A Descoberta do Brasil


Geraldo Borges

Se eu fosse escrever um livro sobre a história do Brasil (tem muita gente escrevendo, até mesmo imaginando) eu me reportaria a sua descoberta. Não diria que o Brasil foi descoberto apenas por Pedro Alvarez Cabral, mas, claro, também por toda a tripulação de suas caravelas e galeões. Principalmente pelos gajos que estavam em cima da gávea das caravelas e galeões e primeiro disseram: terra à vista.

Mas o Brasil continua sendo descoberto, ainda temos muitas terras a vista, só que não é de quem a enxerga.
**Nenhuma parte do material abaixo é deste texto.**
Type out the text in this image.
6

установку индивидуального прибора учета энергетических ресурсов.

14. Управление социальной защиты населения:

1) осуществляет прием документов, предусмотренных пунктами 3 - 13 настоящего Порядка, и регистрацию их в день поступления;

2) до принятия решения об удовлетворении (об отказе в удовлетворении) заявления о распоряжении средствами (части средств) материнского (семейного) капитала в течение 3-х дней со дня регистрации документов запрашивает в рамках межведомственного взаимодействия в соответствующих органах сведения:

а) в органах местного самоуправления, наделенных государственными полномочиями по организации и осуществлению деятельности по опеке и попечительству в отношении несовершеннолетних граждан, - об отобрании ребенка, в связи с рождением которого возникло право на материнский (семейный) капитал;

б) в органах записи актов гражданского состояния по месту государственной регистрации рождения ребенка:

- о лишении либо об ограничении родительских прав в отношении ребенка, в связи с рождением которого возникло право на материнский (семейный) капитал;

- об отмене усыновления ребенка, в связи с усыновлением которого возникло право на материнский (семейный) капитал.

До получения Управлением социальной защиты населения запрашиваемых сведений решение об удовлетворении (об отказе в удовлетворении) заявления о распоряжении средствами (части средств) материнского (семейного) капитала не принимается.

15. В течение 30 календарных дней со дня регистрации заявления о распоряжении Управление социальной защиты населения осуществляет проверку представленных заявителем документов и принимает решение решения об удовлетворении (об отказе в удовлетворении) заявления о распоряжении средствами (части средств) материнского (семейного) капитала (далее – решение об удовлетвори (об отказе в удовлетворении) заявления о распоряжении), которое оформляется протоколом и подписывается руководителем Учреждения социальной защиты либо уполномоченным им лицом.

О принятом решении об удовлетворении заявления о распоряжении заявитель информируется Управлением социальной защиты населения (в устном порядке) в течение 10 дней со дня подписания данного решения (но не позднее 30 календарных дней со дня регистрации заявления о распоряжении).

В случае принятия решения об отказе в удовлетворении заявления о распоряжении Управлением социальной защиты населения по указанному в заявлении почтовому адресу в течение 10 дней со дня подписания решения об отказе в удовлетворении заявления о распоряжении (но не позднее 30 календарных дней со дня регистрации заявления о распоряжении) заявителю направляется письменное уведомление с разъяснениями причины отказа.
Depois o Brasil foi descoberto pelos governadores gerais. Mais tarde vieram os franceses que descobriram as belezas do Rio de Janeiro e do Maranhão, vieram também os holandeses que descobriram as lindezas de Pernambuco, vieram também os espanhóis, foram embora, expulsos, mas hoje com a globalização resolveram voltar de um modo mais diplomáticos e continuam descobrindo o Brasil, os ingleses, estes sempre estiveram por aqui. Tiradentes com os seus poetas árcades tentaram descobri o Brasil inspirados na revolução americana, mas foram traídos, o que sobrou foi apenas poesia, uma escola literária, dramas e comoventes historias de amor...

Uma das grandes descobertas do Brasil se deu no período das guerras de Napoleão com a vinda de Dom João VI para cá em 1808, por coincidência a corte imperial chegou primeiro na Bahia, mas uma vez em porto seguro escoltada pelos ingleses que também já estavam descobrindo o Brasil com a abertura dos portos brasileiros as nações amigas. Descobrir o Brasil era a melhor coisa do mundo naquele tempo de pirataria continental.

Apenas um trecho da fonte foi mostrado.